Slip op. at 4. Now, however, future panels will receive appropriate instructions.

Case Links:
NMCCA opinion (74 M.J. 763)
Blog post: The NMCCA interprets the term “incapable of consenting”
Appellant’s (Government) Brief
Appellee’s Brief
Appellant’s (Government) Reply Brief
Blog post: Argument preview
Oral argument audio
CAAF opinion
Blog post: Opinion analysis

7 Responses to “Opinion Analysis: The NMCCA properly defined “incapable of consenting” in United States v.
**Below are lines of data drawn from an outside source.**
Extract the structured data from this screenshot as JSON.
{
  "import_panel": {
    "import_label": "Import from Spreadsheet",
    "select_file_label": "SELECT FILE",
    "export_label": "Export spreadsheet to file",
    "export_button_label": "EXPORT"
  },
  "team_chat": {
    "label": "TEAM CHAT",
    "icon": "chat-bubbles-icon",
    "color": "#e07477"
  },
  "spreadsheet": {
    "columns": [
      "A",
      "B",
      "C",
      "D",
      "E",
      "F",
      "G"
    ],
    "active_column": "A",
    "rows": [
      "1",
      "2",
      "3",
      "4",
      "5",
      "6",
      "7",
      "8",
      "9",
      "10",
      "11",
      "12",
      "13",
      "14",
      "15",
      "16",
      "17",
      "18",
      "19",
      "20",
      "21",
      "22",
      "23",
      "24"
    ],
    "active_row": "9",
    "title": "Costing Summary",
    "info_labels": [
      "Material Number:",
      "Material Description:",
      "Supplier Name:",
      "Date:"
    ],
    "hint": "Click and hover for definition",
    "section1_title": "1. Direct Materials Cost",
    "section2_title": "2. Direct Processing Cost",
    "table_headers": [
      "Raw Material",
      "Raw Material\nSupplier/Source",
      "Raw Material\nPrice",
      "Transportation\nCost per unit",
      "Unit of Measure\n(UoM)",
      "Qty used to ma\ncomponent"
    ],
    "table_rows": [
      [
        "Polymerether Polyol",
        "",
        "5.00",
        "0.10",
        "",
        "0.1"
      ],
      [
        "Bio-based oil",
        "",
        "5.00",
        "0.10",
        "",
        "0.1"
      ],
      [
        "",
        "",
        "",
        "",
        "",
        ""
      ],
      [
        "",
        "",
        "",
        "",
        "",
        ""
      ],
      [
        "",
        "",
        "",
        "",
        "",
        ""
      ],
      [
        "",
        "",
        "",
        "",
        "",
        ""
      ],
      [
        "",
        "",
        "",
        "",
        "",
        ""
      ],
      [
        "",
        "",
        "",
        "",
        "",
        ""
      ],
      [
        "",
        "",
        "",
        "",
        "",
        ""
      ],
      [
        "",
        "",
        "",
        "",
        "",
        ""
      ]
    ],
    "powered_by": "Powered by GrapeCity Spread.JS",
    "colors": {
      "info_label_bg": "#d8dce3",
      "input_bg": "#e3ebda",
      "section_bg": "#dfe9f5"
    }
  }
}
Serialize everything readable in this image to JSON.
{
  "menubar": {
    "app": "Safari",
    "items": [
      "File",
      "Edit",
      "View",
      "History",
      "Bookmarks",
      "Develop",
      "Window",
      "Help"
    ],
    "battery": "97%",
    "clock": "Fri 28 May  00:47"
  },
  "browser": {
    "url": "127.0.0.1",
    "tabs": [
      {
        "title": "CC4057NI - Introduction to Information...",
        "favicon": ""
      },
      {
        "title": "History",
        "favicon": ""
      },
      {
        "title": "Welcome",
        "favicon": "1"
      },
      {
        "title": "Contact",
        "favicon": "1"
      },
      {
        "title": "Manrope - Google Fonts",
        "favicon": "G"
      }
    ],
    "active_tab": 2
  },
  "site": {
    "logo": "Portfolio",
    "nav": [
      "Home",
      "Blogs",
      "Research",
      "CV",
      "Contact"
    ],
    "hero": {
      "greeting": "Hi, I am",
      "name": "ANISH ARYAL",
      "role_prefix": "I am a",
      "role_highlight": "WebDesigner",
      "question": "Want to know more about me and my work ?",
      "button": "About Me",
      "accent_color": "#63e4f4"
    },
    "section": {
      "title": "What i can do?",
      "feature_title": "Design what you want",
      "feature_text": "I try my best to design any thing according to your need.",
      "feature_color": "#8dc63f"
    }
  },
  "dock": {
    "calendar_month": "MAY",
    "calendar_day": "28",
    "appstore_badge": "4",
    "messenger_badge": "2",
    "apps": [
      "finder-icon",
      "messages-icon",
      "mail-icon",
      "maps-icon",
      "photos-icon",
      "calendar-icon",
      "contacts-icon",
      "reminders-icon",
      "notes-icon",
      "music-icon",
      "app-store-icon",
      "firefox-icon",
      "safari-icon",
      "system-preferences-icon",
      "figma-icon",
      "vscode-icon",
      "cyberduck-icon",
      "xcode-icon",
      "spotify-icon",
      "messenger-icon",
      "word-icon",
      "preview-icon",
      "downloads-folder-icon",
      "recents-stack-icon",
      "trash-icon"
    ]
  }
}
Pease, No. 16-0014/NA”

  1. Charlie Gittins says:

    Every DC in a sexual assault case where alcohol is involved should be preparing proposed instructions that track this decision.  Finally, something non-case specific and useful to the issue of sexual assault prosecution/defense and something specifically contradictory to the SAPR bull-crap of one drink and there can be no consent. 
     

  2. Tami a/k/a Princess Leia says:

    Yes!  Finally an objective standard!  What the NMCCA came up with was great, it’s nice to see CAAF support that.  No more “rely on your common sense and experience and knowledge of the ways of the world, even when your views are based on an incorrect understanding of the actual law.”

  3. Concerned Defender says:

    Judge Ohlson hits it out of the park.  Not sure why so many SJAs, SVPs, and TCs struggle with what should be otherwise common sense.  The SHARP brainwashing has done significant harm to the services.  
    Finally a case that swings the pendulum to some rational thinking and an actual standard versus just believing that a woman goes from equal strong, independent, warrior to a helpless puddle of goo unable to appreciate sex acts if she so much as smells alcohol in the next room.  Feminist groups should be up in arms at how helpless women are viewed in the military!  I digress.
    Thank you for an outstanding and useful Opinion Judge Ohlson!  

  4. DCGoneGalt says:

    SHARP has done harm to the services with their fact-free briefings in two ways.  First, by spreading false information to a tiny minority that actually take it to heart and believe it to be true.  Second, and most importantly, by causing a far larger number of individuals to recognize that what is being briefed has no basis in fact or logic and simply tune it out and lose some measure of respect for the institutional leadership that forces people to sit in a room to listen to false narratives.  In my opinion, while the first group will lead to a small number of false reports by younger members who take the briefs to heart or horror stories of panel members quoting false information in voir dire, it is dwarfed by the lack of trust and respect for leadership that results from the recognition that the people who are supposed to be trusted to make decisions on life or death in matters of war are incapable of stopping entire days of operational units from being dedicated to listening to and participating in exercises based on politically correct gibberish.

  5. Philip Cave says:

    I well remember a trial some years ago where on voir dire, an E-6 said that he could not disregard his commanding officers “one drink, no consent” instruction, even when properly instructed by the military judge about the medical and legal effects of alcohol, because it was a matter of “integrity.”
     

  6. Joseph Wilkinson says:

    The sad thing is…the guy who admitted that might give a fairer trial than the ones who make the right noises to get through voir dire, but carry their indoctrination with them anyway. 

  7. Dew_Process says:

    Finally, some “adult” supervision in this area that actually cerebrated over the basic legal issues!
     
    But, how long will it be before the POD people, Senator Gillibrand and her military justice “experts” call for the dissolution of the CAAF because it defied their continuing illogic in this area?  I don’t think this case has the proverbial “snowball’s chance in hell” of SCOTUS granting certiorari because there are no fundamental constitutional issues at play, but it wouldn’t surprise me that the government may try.
     
    And, as a totally off-topic aside, the new CAAF opinion formatting is so much more professional looking and easy to read than the old style was, calls for kudos to Mr. DeCicco and his staff who I happen to know put a lot of time, effort and thought into getting CAAF more in line with SCOTUS and the other Federal Circuits administrative procedures, and FRAppP’s.